Raghuram Rajan will return to academia once his term as governor of India’s central bank ends in September.
Although the precise reasons for Rajan’s exit from the Reserve Bank of India (RBI) are unclear, there has been friction between him and the Narendra Modi government over interest rates. The governor preferred higher rates so that inflation could be kept in check, while the government pushed for lower rates to stimulate growth.
In a speech—his first public appearance after he announced his exit—on June 20 in Mumbai, Rajan hit back at his critics and defended his actions. His explanation is pretty straightforward: low interest rates aren’t sustainable for economic growth in the long run.
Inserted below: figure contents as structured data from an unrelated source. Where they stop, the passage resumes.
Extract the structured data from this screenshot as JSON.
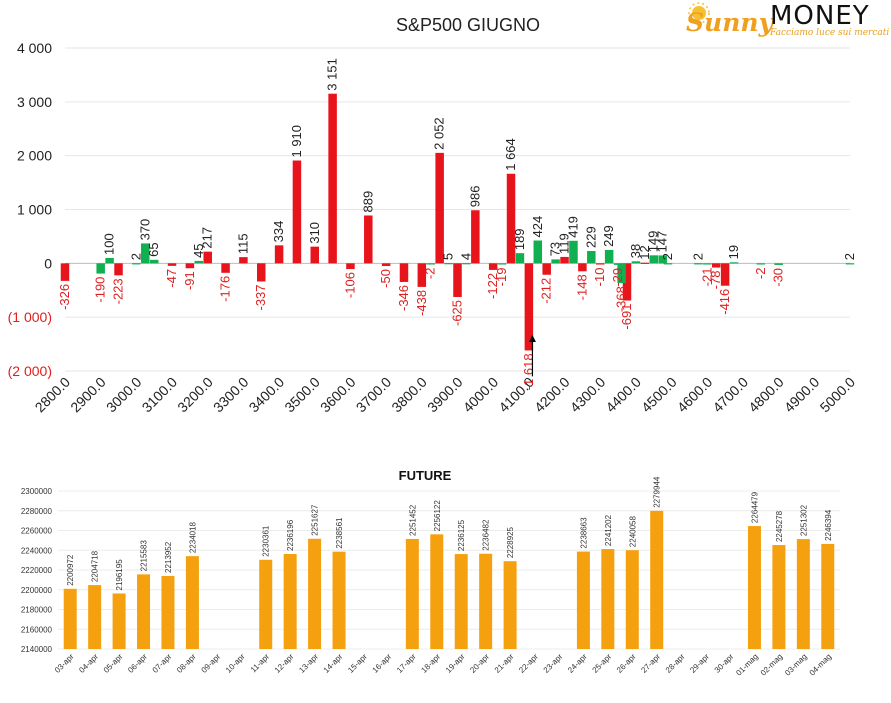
{
  "logo": {
    "sunny": "Sunny",
    "money": "MONEY",
    "tagline": "Facciamo luce sui mercati",
    "accent": "#f0a020"
  },
  "colors": {
    "red": "#e8141c",
    "green": "#10b050",
    "orange": "#f5a00f"
  },
  "chart_data": [
    {
      "type": "bar",
      "title": "S&P500 GIUGNO",
      "xlabel": "",
      "ylabel": "",
      "ylim": [
        -2000,
        4000
      ],
      "y_ticks": [
        4000,
        3000,
        2000,
        1000,
        0,
        -1000,
        -2000
      ],
      "y_tick_labels": [
        "4 000",
        "3 000",
        "2 000",
        "1 000",
        "0",
        "(1 000)",
        "(2 000)"
      ],
      "x_ticks": [
        2800,
        2900,
        3000,
        3100,
        3200,
        3300,
        3400,
        3500,
        3600,
        3700,
        3800,
        3900,
        4000,
        4100,
        4200,
        4300,
        4400,
        4500,
        4600,
        4700,
        4800,
        4900,
        5000
      ],
      "x_tick_labels": [
        "2800.0",
        "2900.0",
        "3000.0",
        "3100.0",
        "3200.0",
        "3300.0",
        "3400.0",
        "3500.0",
        "3600.0",
        "3700.0",
        "3800.0",
        "3900.0",
        "4000.0",
        "4100.0",
        "4200.0",
        "4300.0",
        "4400.0",
        "4500.0",
        "4600.0",
        "4700.0",
        "4800.0",
        "4900.0",
        "5000.0"
      ],
      "grid": true,
      "current_price_marker": 4110,
      "series": [
        {
          "color": "red",
          "points": [
            {
              "strike": 2800,
              "value": -326,
              "label": "-326"
            },
            {
              "strike": 2950,
              "value": -223,
              "label": "-223"
            },
            {
              "strike": 3100,
              "value": -47,
              "label": "-47"
            },
            {
              "strike": 3150,
              "value": -91,
              "label": "-91"
            },
            {
              "strike": 3200,
              "value": 217,
              "label": "217"
            },
            {
              "strike": 3250,
              "value": -176,
              "label": "-176"
            },
            {
              "strike": 3300,
              "value": 115,
              "label": "115"
            },
            {
              "strike": 3350,
              "value": -337,
              "label": "-337"
            },
            {
              "strike": 3400,
              "value": 334,
              "label": "334"
            },
            {
              "strike": 3450,
              "value": 1910,
              "label": "1 910"
            },
            {
              "strike": 3500,
              "value": 310,
              "label": "310"
            },
            {
              "strike": 3550,
              "value": 3151,
              "label": "3 151"
            },
            {
              "strike": 3600,
              "value": -106,
              "label": "-106"
            },
            {
              "strike": 3650,
              "value": 889,
              "label": "889"
            },
            {
              "strike": 3700,
              "value": -50,
              "label": "-50"
            },
            {
              "strike": 3750,
              "value": -346,
              "label": "-346"
            },
            {
              "strike": 3800,
              "value": -438,
              "label": "-438"
            },
            {
              "strike": 3850,
              "value": 2052,
              "label": "2 052"
            },
            {
              "strike": 3900,
              "value": -625,
              "label": "-625"
            },
            {
              "strike": 3950,
              "value": 986,
              "label": "986"
            },
            {
              "strike": 4000,
              "value": -122,
              "label": "-122"
            },
            {
              "strike": 4050,
              "value": 1664,
              "label": "1 664"
            },
            {
              "strike": 4100,
              "value": -1618,
              "label": "-1 618"
            },
            {
              "strike": 4150,
              "value": -212,
              "label": "-212"
            },
            {
              "strike": 4200,
              "value": 119,
              "label": "119"
            },
            {
              "strike": 4250,
              "value": -148,
              "label": "-148"
            },
            {
              "strike": 4300,
              "value": -10,
              "label": "-10"
            },
            {
              "strike": 4375,
              "value": -691,
              "label": "-691"
            },
            {
              "strike": 4425,
              "value": 12,
              "label": "12"
            },
            {
              "strike": 4625,
              "value": -78,
              "label": "-78"
            },
            {
              "strike": 4650,
              "value": -416,
              "label": "-416"
            }
          ]
        },
        {
          "color": "green",
          "points": [
            {
              "strike": 2900,
              "value": -190,
              "label": "-190"
            },
            {
              "strike": 2925,
              "value": 100,
              "label": "100"
            },
            {
              "strike": 3000,
              "value": 2,
              "label": "2"
            },
            {
              "strike": 3025,
              "value": 370,
              "label": "370"
            },
            {
              "strike": 3050,
              "value": 65,
              "label": "65"
            },
            {
              "strike": 3175,
              "value": 45,
              "label": "45"
            },
            {
              "strike": 3825,
              "value": -2,
              "label": "-2"
            },
            {
              "strike": 3875,
              "value": 5,
              "label": "5"
            },
            {
              "strike": 3925,
              "value": 4,
              "label": "4"
            },
            {
              "strike": 4025,
              "value": -19,
              "label": "-19"
            },
            {
              "strike": 4075,
              "value": 189,
              "label": "189"
            },
            {
              "strike": 4125,
              "value": 424,
              "label": "424"
            },
            {
              "strike": 4175,
              "value": 73,
              "label": "73"
            },
            {
              "strike": 4225,
              "value": 419,
              "label": "419"
            },
            {
              "strike": 4275,
              "value": 229,
              "label": "229"
            },
            {
              "strike": 4325,
              "value": 249,
              "label": "249"
            },
            {
              "strike": 4350,
              "value": -29,
              "label": "-29"
            },
            {
              "strike": 4360,
              "value": -368,
              "label": "-368"
            },
            {
              "strike": 4400,
              "value": 38,
              "label": "38"
            },
            {
              "strike": 4450,
              "value": 149,
              "label": "149"
            },
            {
              "strike": 4475,
              "value": 147,
              "label": "147"
            },
            {
              "strike": 4490,
              "value": 2,
              "label": "2"
            },
            {
              "strike": 4575,
              "value": 2,
              "label": "2"
            },
            {
              "strike": 4600,
              "value": -21,
              "label": "-21"
            },
            {
              "strike": 4675,
              "value": 19,
              "label": "19"
            },
            {
              "strike": 4750,
              "value": -2,
              "label": "-2"
            },
            {
              "strike": 4800,
              "value": -30,
              "label": "-30"
            },
            {
              "strike": 5000,
              "value": 2,
              "label": "2"
            }
          ]
        }
      ]
    },
    {
      "type": "bar",
      "title": "FUTURE",
      "xlabel": "",
      "ylabel": "",
      "ylim": [
        2140000,
        2300000
      ],
      "y_ticks": [
        2300000,
        2280000,
        2260000,
        2240000,
        2220000,
        2200000,
        2180000,
        2160000,
        2140000
      ],
      "y_tick_labels": [
        "2300000",
        "2280000",
        "2260000",
        "2240000",
        "2220000",
        "2200000",
        "2180000",
        "2160000",
        "2140000"
      ],
      "categories": [
        "03-apr",
        "04-apr",
        "05-apr",
        "06-apr",
        "07-apr",
        "08-apr",
        "09-apr",
        "10-apr",
        "11-apr",
        "12-apr",
        "13-apr",
        "14-apr",
        "15-apr",
        "16-apr",
        "17-apr",
        "18-apr",
        "19-apr",
        "20-apr",
        "21-apr",
        "22-apr",
        "23-apr",
        "24-apr",
        "25-apr",
        "26-apr",
        "27-apr",
        "28-apr",
        "29-apr",
        "30-apr",
        "01-mag",
        "02-mag",
        "03-mag",
        "04-mag"
      ],
      "values": [
        2200972,
        2204718,
        2196195,
        2215583,
        2213952,
        2234018,
        null,
        null,
        2230361,
        2236196,
        2251627,
        2238561,
        null,
        null,
        2251452,
        2256122,
        2236125,
        2236482,
        2228925,
        null,
        null,
        2238663,
        2241202,
        2240058,
        2279944,
        null,
        null,
        null,
        2264479,
        2245278,
        2251302,
        2246394
      ],
      "value_labels": [
        "2200972",
        "2204718",
        "2196195",
        "2215583",
        "2213952",
        "2234018",
        "",
        "",
        "2230361",
        "2236196",
        "2251627",
        "2238561",
        "",
        "",
        "2251452",
        "2256122",
        "2236125",
        "2236482",
        "2228925",
        "",
        "",
        "2238663",
        "2241202",
        "2240058",
        "2279944",
        "",
        "",
        "",
        "2264479",
        "2245278",
        "2251302",
        "2246394"
      ],
      "grid": true
    }
  ]
}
There is indeed a short run trade-off between inflation and growth. In layman’s terms, if the central bank cuts the interest rate by 100 basis points today, and banks pass it on, then demand will pick up and we could get stronger growth for a while, especially if economic players are surprised. The stock market may shoot up for a few days. But you can fool all of the people only some of the time. If the economy is producing at potential, we would quickly see shortages and a sharp rise in inflation. People will also start expecting the central bank to disregard inflation (that is, be hopelessly dovish according to the bird analogies that abound) and embed high inflationary expectations into their decisions, including their demand for higher wages.
The case for low rates
Rajan explained the rationale behind the RBI’s hawkish stance on interest rates. Indicating that he was right in not cutting rates extensively, he said that the central bank doesn’t focus only on inflation “to the exclusion of growth.”